Con l’incontro di oggi abbiamo affrontato le dinamiche che regolano la messa in scena dando avvio allo svolgimento del primo esercizio assegnato dalla Cinèmatèque e che potremmo denominare “una foto, un sentimento”.
L’approccio iniziale è stato quello di simulare la posa di una foto, variando di volta in volta le espressioni del viso, la relazione tra i due soggetti, la distanza tra l’uno e l’altro; di far capire come una persona si muove nello spazio, come riesce a comunicare qualcosa, come si esprime con il viso, con i gesti. Ad esempio, prendendo un bambino e una bambina abbiamo provato a rappresentare (e quindi anche a differenziare), prima un rapporto di fratellanza, poi di amicizia, e infine d’amore.
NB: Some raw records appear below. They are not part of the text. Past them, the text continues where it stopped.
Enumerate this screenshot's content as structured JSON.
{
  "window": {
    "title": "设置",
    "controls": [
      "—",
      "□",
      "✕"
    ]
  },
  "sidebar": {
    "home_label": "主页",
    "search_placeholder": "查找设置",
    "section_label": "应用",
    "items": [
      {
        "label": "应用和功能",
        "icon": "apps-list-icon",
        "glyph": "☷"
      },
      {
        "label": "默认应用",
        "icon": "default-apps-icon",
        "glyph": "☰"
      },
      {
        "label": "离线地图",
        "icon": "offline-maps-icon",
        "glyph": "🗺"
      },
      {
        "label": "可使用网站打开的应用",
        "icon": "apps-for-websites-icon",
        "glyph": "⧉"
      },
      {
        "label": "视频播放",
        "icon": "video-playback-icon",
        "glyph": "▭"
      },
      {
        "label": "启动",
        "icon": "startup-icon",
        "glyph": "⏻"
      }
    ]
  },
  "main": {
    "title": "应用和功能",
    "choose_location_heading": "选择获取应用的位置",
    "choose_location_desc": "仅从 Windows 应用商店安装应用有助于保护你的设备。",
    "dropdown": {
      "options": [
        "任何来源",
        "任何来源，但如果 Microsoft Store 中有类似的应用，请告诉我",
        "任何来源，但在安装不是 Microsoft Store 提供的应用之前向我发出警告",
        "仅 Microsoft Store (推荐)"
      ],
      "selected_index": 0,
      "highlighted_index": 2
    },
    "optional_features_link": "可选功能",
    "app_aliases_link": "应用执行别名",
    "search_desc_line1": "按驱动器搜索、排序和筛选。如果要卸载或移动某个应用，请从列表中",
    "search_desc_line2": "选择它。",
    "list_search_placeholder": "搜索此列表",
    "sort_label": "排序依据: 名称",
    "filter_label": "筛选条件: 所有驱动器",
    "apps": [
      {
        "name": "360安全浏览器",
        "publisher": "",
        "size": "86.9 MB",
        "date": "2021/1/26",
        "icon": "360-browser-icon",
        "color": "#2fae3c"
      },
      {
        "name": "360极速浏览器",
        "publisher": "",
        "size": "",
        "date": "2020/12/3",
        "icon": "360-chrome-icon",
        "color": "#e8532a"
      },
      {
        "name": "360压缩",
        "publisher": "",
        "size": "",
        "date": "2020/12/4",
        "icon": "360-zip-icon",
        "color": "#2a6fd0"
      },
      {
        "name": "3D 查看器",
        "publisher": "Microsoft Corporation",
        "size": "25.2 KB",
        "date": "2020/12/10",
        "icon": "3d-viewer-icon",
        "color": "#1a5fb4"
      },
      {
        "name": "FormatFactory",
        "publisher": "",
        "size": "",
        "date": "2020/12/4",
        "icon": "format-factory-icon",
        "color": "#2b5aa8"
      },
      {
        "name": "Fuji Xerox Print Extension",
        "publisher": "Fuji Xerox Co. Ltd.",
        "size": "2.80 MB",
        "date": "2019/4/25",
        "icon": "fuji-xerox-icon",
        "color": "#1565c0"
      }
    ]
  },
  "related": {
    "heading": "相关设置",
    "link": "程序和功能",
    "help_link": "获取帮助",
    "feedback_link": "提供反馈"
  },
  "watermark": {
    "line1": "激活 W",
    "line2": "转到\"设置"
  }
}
Entrando più nello specifico, abbiamo disegnato alla lavagna due figure immerse in uno spazio e poi racchiuse in vari tipi di inquadrature, per diversificare delle situazioni, mettendo in evidenza gli elementi su cui bisogna lavorare per svolgere il primo esercizio: la posizione dei due (o più) personaggi/attori, il movimento dei loro corpi; il rapporto tra di loro; e infine come bisogna fotografare/riprendere queste tre cose in modo tale da far capire che si è voluto rappresentare quel particolare sentimento. Così, dopo diverse lezioni teoriche, i bambini hanno cominciato a sperimentare direttamente la pratica della messa in scena, provando a rappresentare il sentimento della rabbia. Li abbiamo prima aiutati a comprenderne il significato, il come e quando questo sentimento si manifesta; poi ognuno di loro ha dovuto pensare a un’idea che potesse funzionare bene per il nostro discorso, magari attingendo anche alle immagini dai loro trascorsi, dalle proprie esperienze.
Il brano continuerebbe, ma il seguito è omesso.